The surge in US bond yields last week caught markets off guard.
And the reverberations were felt across different asset classes, as US stocks had two sharp falls to end the week while the Aussie dollar fell to its lowest level since February 2016.
Also caught off guard were the global bond strategists at Morgan Stanley, who have consistently maintained a bullish view towards the US bond market in 2018.
“We were wrong to expect treasury yields to be capped at previous year-to-date highs,” said MS strategist Matthew Hornbach.
The catalyst for last week’s move was unexpectedly strong data on Wednesday night, as operating conditions in the US services sector rose to the highest level on record.
That was backed up by steady employment data on Friday night, which saw benchmark US 10-year yields consolidate above 3.2% — the highest level since 2011.
The increase saw US 10-year yields “break out of the ranges we expected to hold”, Hornbach said. And Morgan Stanley’s preference to buy longer-term bonds “ended the moment yields broke those levels”.
Since late-August, US bond yields have climbed more than 40 basis points. And Hornbach attributed that move to a noticeable turnaround in US data:
“The second consecutive month of strong economic data has caused investors to reevaluate the prospects for both Fed policy and future economic growth,” Hornbach said.

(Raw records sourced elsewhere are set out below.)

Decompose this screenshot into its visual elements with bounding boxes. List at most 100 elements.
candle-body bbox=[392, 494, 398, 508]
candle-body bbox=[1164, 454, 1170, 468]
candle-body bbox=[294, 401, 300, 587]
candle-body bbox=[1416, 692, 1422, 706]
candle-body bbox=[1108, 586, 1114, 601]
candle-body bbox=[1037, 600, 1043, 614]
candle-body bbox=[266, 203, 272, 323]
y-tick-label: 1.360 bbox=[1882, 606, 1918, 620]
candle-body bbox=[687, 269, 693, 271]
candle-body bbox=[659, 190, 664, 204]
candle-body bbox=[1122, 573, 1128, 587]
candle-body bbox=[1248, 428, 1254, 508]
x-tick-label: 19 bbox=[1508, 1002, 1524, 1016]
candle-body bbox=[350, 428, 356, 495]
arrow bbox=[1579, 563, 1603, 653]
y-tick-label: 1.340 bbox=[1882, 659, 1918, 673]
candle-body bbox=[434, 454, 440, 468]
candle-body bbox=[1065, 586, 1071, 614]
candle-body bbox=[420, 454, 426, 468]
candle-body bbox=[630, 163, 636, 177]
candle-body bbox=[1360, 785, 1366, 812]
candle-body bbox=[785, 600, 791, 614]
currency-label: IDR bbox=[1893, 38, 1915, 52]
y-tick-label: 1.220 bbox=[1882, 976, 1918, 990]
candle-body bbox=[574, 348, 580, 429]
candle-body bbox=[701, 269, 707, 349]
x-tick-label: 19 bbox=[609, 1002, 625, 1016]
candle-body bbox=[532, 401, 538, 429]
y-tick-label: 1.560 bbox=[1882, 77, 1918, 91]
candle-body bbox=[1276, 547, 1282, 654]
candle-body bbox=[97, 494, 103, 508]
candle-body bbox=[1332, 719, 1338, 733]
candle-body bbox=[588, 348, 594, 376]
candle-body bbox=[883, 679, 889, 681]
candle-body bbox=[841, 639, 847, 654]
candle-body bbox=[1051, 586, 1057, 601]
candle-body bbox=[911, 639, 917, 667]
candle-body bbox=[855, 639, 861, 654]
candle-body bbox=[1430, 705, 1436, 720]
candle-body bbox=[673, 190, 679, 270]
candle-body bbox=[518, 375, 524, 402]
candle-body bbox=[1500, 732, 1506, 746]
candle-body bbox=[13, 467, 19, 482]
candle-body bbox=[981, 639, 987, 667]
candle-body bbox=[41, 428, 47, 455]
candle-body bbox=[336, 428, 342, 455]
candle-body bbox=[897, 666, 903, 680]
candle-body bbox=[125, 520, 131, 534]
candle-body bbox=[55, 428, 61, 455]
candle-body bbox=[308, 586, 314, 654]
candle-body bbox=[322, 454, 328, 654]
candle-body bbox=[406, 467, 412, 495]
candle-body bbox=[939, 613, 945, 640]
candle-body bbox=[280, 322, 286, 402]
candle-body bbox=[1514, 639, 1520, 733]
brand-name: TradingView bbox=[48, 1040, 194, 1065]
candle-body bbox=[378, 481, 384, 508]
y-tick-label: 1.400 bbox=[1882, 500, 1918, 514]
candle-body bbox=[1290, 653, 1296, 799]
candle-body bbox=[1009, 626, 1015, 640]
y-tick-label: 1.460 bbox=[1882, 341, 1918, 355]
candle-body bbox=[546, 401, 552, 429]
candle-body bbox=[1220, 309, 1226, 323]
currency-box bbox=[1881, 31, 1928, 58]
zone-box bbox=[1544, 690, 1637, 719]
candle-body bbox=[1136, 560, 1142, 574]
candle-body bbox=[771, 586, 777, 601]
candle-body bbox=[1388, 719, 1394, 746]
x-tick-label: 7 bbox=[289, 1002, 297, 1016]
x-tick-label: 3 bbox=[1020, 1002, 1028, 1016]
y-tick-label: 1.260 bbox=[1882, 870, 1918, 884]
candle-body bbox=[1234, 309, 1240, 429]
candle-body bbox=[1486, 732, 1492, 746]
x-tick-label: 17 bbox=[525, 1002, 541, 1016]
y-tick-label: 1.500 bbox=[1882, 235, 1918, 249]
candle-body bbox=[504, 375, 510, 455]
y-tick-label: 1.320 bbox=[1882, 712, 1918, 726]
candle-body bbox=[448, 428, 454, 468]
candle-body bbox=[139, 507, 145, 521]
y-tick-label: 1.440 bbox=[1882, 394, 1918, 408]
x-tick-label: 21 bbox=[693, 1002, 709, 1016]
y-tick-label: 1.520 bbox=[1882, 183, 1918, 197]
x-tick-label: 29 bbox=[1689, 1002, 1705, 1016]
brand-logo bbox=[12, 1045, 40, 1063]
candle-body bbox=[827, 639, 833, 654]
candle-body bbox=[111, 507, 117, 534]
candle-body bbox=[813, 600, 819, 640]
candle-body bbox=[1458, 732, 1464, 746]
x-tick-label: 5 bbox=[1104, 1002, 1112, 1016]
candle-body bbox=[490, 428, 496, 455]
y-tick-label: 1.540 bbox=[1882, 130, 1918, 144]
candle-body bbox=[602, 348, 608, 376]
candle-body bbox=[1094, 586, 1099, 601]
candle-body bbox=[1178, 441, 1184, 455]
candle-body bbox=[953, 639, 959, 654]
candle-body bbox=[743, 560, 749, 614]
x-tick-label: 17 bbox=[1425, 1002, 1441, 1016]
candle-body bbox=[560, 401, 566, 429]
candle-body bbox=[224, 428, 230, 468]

He added that bond yields have risen significantly faster than the rate of inflation over that time, with a more pronounced shift higher in longer-dated debt such as 10-year and 30-year yields.
Such a move indicates that investors have shifted their expectations for economic growth and inflation over the long-term, rather than just the next couple of years.
And Hornbach said if the positive data surprises continue, the selloff in the US bond market “may not abate like it did earlier in the year”.
Morgan Stanley now expects US 10-year bond yields to finish 2018 at 2.75% — still lower than their current level, but a fairly sharp rise from its January prediction of 1.95%.